Can templates be used to access struct variables by name?

Question

Let's suppose I have a struct like this:

struct my_struct
{
  int a;
  int b; 
}

I have a function which should set a new value for either "a" or "b". This function also requires to specify which variable to set. A typical example would be like this:

void f(int which, my_struct* s, int new_value)
{
  if(which == 0)
     s->a = new_value;
  else
     s->b = new_value; 
}

For reasons I won't write here I cannot pass the pointer to a/b to f. So I cannot call f with address of my_struct::a or my_struct::b. Another thing I cannot do is to declare a vector (int vars[2]) within my_struct and pass an integer as index to f. Basically in f I need to access the variables by name.

Problem with previous example is that in the future I plan to add more variables to struct and in that case I shall remember to add more if statements to f, which is bad for portability. A thing I could do is write f as a macro, like this:

#define FUNC(which)
void f(my_struct* s, int new_value) \
{ \
        s->which = new_value; \
} 

and then I could call FUNC(a) or FUNC(b).

This would work but I don't like using macros. So my question is: Is there a way to achieve the same goal using templates instead of macros?

EDIT: I'll try to explain why I cannot use pointers and I need access to variable by name. Basically the structure contains the state of a system. This systems needs to "undo" its state when requested. Undo is handled using an interface called undo_token like this:

class undo_token
{
public:
   void undo(my_struct* s) = 0;
};

So I cannot pass pointers to the undo method because of polymorphism (mystruct contains variables of other types as well).
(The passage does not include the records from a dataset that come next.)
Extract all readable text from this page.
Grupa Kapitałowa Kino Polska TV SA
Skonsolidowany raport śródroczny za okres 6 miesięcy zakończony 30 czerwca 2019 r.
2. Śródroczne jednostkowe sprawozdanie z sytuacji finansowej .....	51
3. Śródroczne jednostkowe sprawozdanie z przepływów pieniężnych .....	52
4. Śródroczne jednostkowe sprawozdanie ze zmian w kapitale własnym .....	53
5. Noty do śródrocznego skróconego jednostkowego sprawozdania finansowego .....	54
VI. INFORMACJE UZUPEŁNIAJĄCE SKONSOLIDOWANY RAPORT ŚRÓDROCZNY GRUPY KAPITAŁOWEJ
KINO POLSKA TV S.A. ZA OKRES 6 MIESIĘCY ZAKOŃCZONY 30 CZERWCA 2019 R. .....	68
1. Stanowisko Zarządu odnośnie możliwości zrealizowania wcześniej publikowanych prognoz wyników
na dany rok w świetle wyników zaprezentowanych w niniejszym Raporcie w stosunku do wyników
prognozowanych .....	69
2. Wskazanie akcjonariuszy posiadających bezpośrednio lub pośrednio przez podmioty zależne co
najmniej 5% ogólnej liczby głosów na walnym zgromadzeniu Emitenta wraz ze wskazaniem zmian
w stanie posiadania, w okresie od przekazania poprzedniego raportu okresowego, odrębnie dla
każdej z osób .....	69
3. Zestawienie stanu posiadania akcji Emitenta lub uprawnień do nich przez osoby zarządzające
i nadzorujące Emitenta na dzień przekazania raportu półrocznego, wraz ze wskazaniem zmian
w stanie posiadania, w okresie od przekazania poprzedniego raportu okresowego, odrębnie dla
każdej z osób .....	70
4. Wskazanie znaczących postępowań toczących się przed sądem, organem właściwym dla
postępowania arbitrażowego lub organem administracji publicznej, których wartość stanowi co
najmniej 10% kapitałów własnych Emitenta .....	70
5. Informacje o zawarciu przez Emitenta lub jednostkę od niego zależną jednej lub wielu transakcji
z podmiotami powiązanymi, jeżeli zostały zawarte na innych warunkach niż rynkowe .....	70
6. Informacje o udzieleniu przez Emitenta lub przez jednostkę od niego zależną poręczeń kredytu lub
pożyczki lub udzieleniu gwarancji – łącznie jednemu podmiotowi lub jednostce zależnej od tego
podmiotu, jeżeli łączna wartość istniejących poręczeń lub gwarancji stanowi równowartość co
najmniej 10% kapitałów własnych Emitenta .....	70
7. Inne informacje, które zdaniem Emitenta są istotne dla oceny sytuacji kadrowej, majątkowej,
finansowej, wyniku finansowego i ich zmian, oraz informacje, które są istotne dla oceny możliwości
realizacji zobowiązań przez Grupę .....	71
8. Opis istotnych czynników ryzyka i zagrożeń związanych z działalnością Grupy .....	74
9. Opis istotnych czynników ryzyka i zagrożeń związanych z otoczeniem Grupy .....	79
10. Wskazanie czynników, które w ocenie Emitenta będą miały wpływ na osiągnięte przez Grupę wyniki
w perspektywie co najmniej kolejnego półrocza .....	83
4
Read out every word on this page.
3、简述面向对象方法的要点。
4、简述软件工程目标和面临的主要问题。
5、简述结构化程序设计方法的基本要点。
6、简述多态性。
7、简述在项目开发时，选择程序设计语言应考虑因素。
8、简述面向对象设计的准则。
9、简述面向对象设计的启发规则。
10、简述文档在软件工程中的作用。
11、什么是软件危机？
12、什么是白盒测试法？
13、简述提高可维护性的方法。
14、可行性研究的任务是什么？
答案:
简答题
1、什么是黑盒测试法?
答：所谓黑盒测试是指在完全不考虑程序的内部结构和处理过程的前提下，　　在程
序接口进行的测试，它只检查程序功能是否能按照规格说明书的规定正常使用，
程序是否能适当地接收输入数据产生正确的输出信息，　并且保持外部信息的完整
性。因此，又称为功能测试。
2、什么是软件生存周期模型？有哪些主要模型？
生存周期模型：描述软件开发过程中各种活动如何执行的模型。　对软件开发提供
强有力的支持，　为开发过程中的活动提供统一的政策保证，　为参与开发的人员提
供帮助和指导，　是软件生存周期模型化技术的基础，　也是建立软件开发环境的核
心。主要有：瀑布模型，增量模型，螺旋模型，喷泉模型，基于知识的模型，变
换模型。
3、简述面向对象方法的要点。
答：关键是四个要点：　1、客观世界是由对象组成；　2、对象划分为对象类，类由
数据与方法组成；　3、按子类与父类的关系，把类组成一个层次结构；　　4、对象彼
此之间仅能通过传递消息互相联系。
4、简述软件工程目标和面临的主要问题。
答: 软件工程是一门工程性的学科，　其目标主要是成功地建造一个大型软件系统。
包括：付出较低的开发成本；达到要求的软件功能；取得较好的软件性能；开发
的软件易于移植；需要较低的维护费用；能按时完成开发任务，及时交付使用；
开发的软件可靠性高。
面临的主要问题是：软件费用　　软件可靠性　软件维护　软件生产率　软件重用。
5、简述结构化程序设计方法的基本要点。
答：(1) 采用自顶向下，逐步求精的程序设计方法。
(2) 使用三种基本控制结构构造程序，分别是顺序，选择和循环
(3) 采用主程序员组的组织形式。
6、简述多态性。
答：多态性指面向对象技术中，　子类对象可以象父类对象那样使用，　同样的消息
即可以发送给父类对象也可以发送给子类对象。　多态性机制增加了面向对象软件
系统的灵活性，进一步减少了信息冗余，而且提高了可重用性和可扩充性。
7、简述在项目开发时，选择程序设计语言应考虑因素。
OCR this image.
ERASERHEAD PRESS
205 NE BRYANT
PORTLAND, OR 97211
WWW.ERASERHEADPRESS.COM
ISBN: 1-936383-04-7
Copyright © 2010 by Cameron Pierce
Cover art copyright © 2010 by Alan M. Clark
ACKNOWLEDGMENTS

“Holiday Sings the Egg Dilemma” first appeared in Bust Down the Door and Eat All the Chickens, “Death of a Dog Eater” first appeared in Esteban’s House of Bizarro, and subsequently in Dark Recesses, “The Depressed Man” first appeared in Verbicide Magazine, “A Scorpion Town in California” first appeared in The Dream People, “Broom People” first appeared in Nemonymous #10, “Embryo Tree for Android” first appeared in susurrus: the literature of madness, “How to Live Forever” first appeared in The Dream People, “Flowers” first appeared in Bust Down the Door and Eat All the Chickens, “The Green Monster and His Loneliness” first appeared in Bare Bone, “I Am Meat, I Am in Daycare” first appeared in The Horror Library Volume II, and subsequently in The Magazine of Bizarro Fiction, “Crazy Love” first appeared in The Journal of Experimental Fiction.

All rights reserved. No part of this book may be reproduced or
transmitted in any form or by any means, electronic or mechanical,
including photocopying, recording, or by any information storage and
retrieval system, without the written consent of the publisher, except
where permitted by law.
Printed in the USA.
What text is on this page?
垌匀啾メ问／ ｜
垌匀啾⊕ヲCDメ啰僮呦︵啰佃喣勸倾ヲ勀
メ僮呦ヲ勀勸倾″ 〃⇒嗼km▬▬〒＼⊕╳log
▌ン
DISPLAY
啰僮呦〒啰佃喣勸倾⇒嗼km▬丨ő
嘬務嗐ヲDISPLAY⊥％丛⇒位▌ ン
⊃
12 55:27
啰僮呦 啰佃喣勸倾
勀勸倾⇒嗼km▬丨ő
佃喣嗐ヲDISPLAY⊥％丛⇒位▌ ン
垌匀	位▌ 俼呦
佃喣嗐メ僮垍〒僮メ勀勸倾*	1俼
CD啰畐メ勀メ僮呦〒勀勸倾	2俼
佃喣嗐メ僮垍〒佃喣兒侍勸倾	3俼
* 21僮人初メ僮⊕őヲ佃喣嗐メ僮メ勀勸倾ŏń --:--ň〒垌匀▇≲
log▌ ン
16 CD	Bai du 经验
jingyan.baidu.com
When I add a new variable to the structure I generally also add a new class, like this:

class undo_a : public undo_token
{
  int new_value;
public:
  undo_a(int new_value) { this->new_value = new_value; }
  void undo(my_struct *s) { s->a = new_value}
};

Problem is I don't know pointer to s when I create the token, so I cannot save a pointer to s::a in the constructor (which would have solved the problem). The class for "b" is the same, just I have to write "s->b" instead of s->a

Maybe this is a design problem: I need an undo token per variable type, not one per variable...

Answer 1

To answer the exact question, there is, but it's pretty complicated, and it will purely be a compile-time thing. (If you need runtime lookup, use a pointer-to-member - and based on your updated question, you may have misunderstood how they work.)

First, you need something you can use to represent the "name of a member" at compile time. In compile-time metaprogramming, everything apart from integers has to be represented by types. So you'll use a type to represent a member.

For example, a member of type integer that stores a person's age, and another for storing their last name:

struct age { typedef int value_type; };
struct last_name { typedef std::string value_type; };

Then you need something like a map that does lookup at compile time. Let's called it ctmap. Let's give it support for up to 8 members. Firstly we need a placeholder to represent the absence of a field:

struct none { struct value_type {}; };

Then we can forward-declare the shape of ctmap:

template <
    class T0 = none, class T1 = none,
    class T2 = none, class T3 = none,
    class T4 = none, class T5 = none,
    class T6 = none, class T7 = none
    >
struct ctmap;

We then specialise this for the case where there are no fields:

template <>
struct ctmap<
    none, none, none, none,
    none, none, none, none
    >
{
    void operator[](const int &) {};
};

The reason for this will be come clear (possibly) in a moment. Finally, the definition for all other cases:

template <
    class T0, class T1, class T2, class T3,
    class T4, class T5, class T6, class T7
    >
    struct ctmap : public ctmap<T1, T2, T3, T4, T5, T6, T7, none>
    {
        typedef ctmap<T1, T2, T3, T4, T5, T6, T7, none> base_type;

        using base_type::operator[];
        typename T0::value_type storage;

        typename T0::value_type &operator[](const T0 &c)
        { return storage; }
};

What the hell's going on here? If you put:

ctmap<last_name, age> person;

C++ will build a type for person by recursively expanding the templates, because ctmap inherits from itself, and we provide storage for the first field and then discard it when we inherit. This all comes to a sudden stop when there are no more fields, because the specialization for all-none kicks in.

So we can say:

person[last_name()] = "Smith";
person[age()] = 104;

It's like looking up in a map, but at compile time, using a field-naming class as the key.

This means we can also do this:

template <class TMember>
void print_member(ctmap<last_name, age> &person)
{
    std::cout << person[TMember()] << std::endl;
}

That's a function that prints one member's value, where the member to be printed is a type parameter. So we can call it like this:

print_member<age>(person);

So yes, you can write a thing that is a little like a struct, a little like a compile-time map.